Ее подвели к огромной клетке, где томилось двадцать тощих, взъерошенных и озлобленных собак, – они выли, визжали, дрались, клочья шерсти летели во все стороны. Жалкий и растерянный, Бенвенуто жался к прутьям клетки, а увидев маму, стал так радостно визжать, вилять хвостом и бросаться к ней, что она безропотно заплатила довольно большой штраф. Оказывается, Бенвенуто схватили потому, что он был без ошейника и без поводка, и ему купили эти атрибуты культурной собаки. Недолго, однако, шикарил Бенвенуто в своих новых доспехах: вскоре он заболел – и ветеринар велел его усыпить.

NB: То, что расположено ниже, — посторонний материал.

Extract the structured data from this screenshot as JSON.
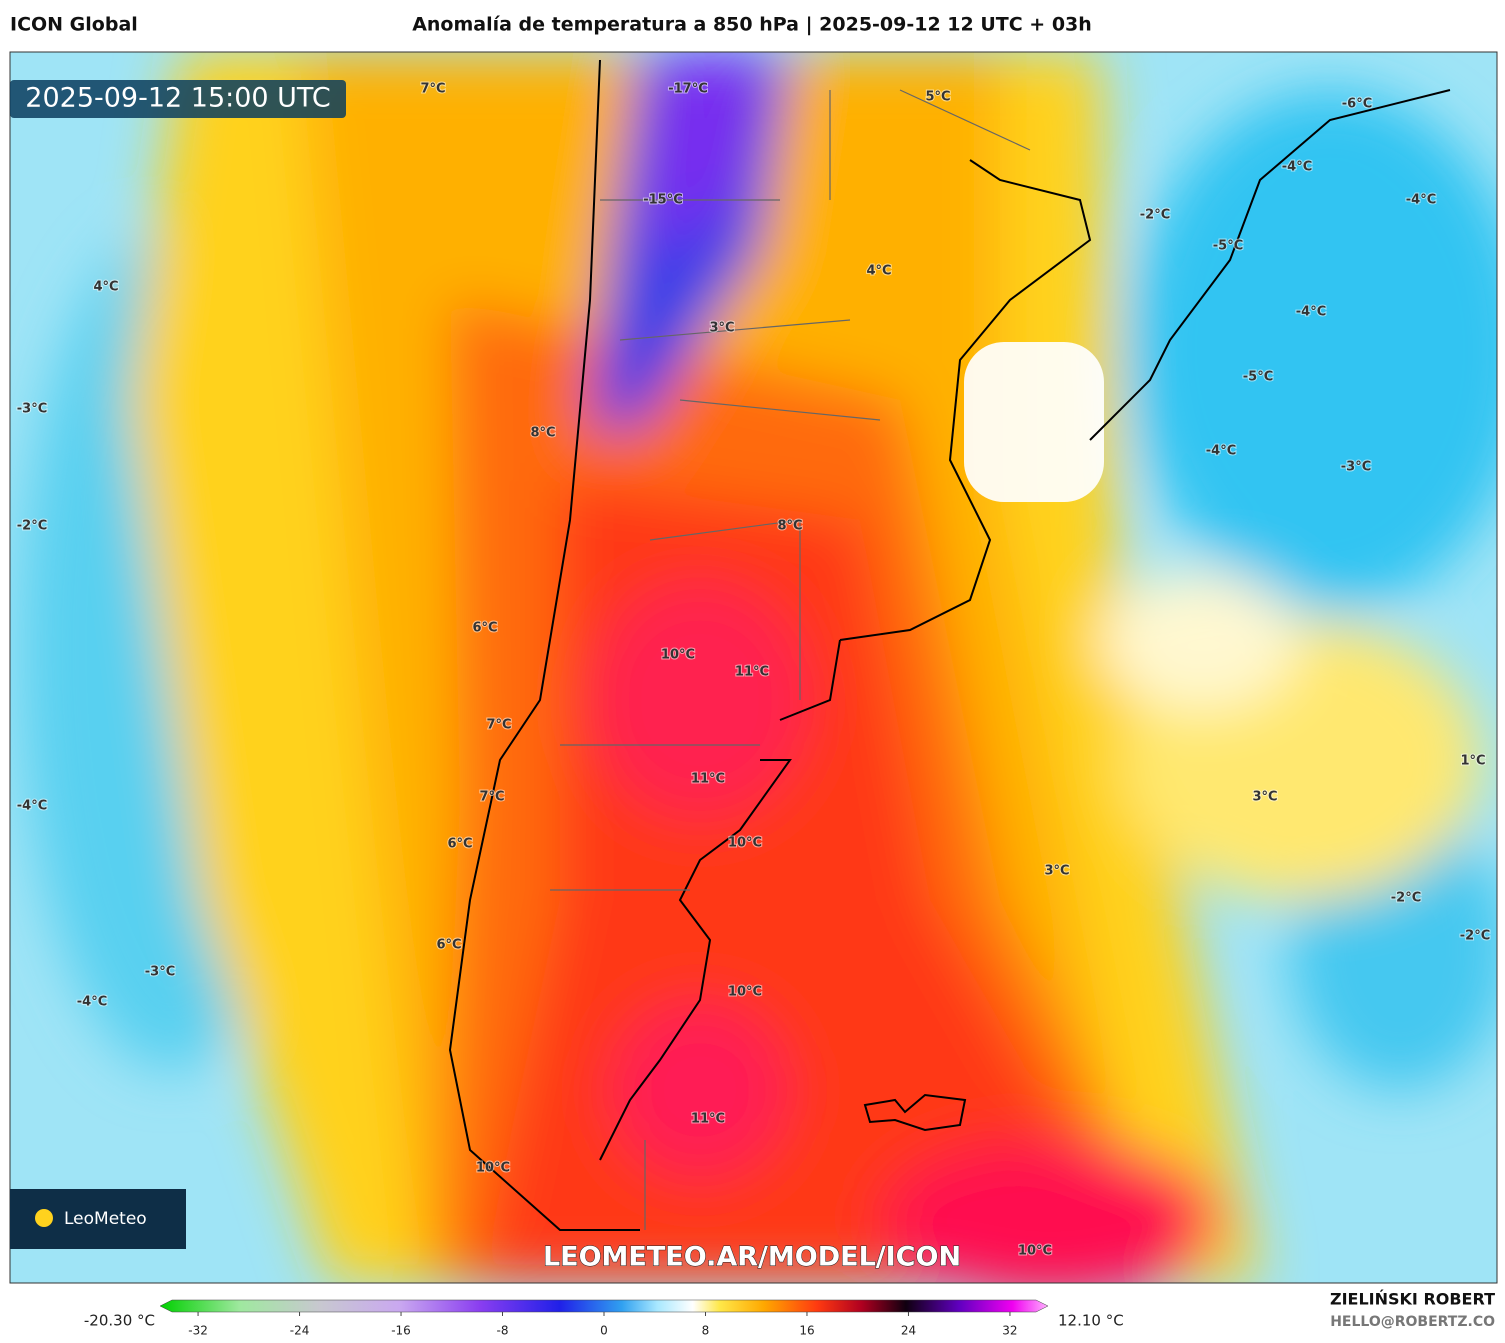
{
  "header": {
    "model": "ICON Global",
    "title": "Anomalía de temperatura a 850 hPa | 2025-09-12 12 UTC + 03h"
  },
  "timestamp": "2025-09-12 15:00 UTC",
  "map_labels": [
    "7°C",
    "-17°C",
    "5°C",
    "-6°C",
    "-4°C",
    "-4°C",
    "-15°C",
    "-2°C",
    "-5°C",
    "4°C",
    "4°C",
    "-4°C",
    "3°C",
    "-5°C",
    "-3°C",
    "8°C",
    "-4°C",
    "-3°C",
    "-2°C",
    "8°C",
    "6°C",
    "10°C",
    "11°C",
    "7°C",
    "1°C",
    "11°C",
    "7°C",
    "3°C",
    "-4°C",
    "10°C",
    "6°C",
    "3°C",
    "-2°C",
    "6°C",
    "-2°C",
    "-3°C",
    "10°C",
    "-4°C",
    "11°C",
    "10°C",
    "10°C"
  ],
  "logo": "LeoMeteo",
  "watermark": "LEOMETEO.AR/MODEL/ICON",
  "colorbar": {
    "min_label": "-20.30 °C",
    "max_label": "12.10 °C",
    "lim": [
      -35,
      35
    ],
    "ticks": [
      -32,
      -24,
      -16,
      -8,
      0,
      8,
      16,
      24,
      32
    ]
  },
  "footer": {
    "author": "ZIELIŃSKI ROBERT",
    "email": "HELLO@ROBERTZ.CO"
  }
}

В Риме у нас гостила наша бабушка Анна Яковлевна, она была очень интересным человеком. Профессор скульптуры и архитектуры, лауреат При де Ром – она окончила Академию изящных искусств в Париже и была награждена этой славной премией, позволяющей провести год в Италии для досконального изучения ее музеев и старинных памятников архитектуры. Кроме этого академического пребывания в Риме, бабушка провела несколько лет в Италии, главным образом во Флоренции, прекрасно говорила по-итальянски и кроме музеев и памятников архитектуры знала в этих городах каждую улицу, каждую площадь, мост, знала точно, каким трамваем надлежало проехать в любой конец города, какие где достопримечательности. Бабенька, как мы называли бабушку, была добрейшим, бескорыстнейшим человеком, мы все ее очень полюбили и часами могли слушать ее рассказы о Советской России, о которой имели очень смутное представление. Бабенька была известной общественной деятельницей и членом большевистской партии еще задолго до Октябрьской революции. Советская Россия после ее рассказов перестала быть для нас некоей терра инкогнита, и мы стали с увлечением распевать революционные песни, которым она нас научила. В особенности «Варшавянка» поразила меня торжественным, глубоко трагическим мотивом, а в звуках похоронного марша передо мной воскресла, казалось, давно забытая картина похорон жертв революции на Марсовом поле. Стоим мы с братом Саввкой, вцепившись стынущими руками в решетку Летнего сада, а мимо медленно, в такт тягучей, бесконечно печальной музыке, проходят колонны очень высоких, как казалось нам, печальных солдат в длинных серых шинелях и больших сапогах, которые все враз, с тяжелым грохотом ударяли по мостовой. Разделенная на куски грохотом сапог, траурная мелодия тяжелыми глыбами оседала в душе, давила каким-то неосознанным, потрясающим все мое существо горем. Саввка повернул ко мне побледневшее лицо:
– Бедные солдаты, – прошептал он, – они хоронят своих товарищей…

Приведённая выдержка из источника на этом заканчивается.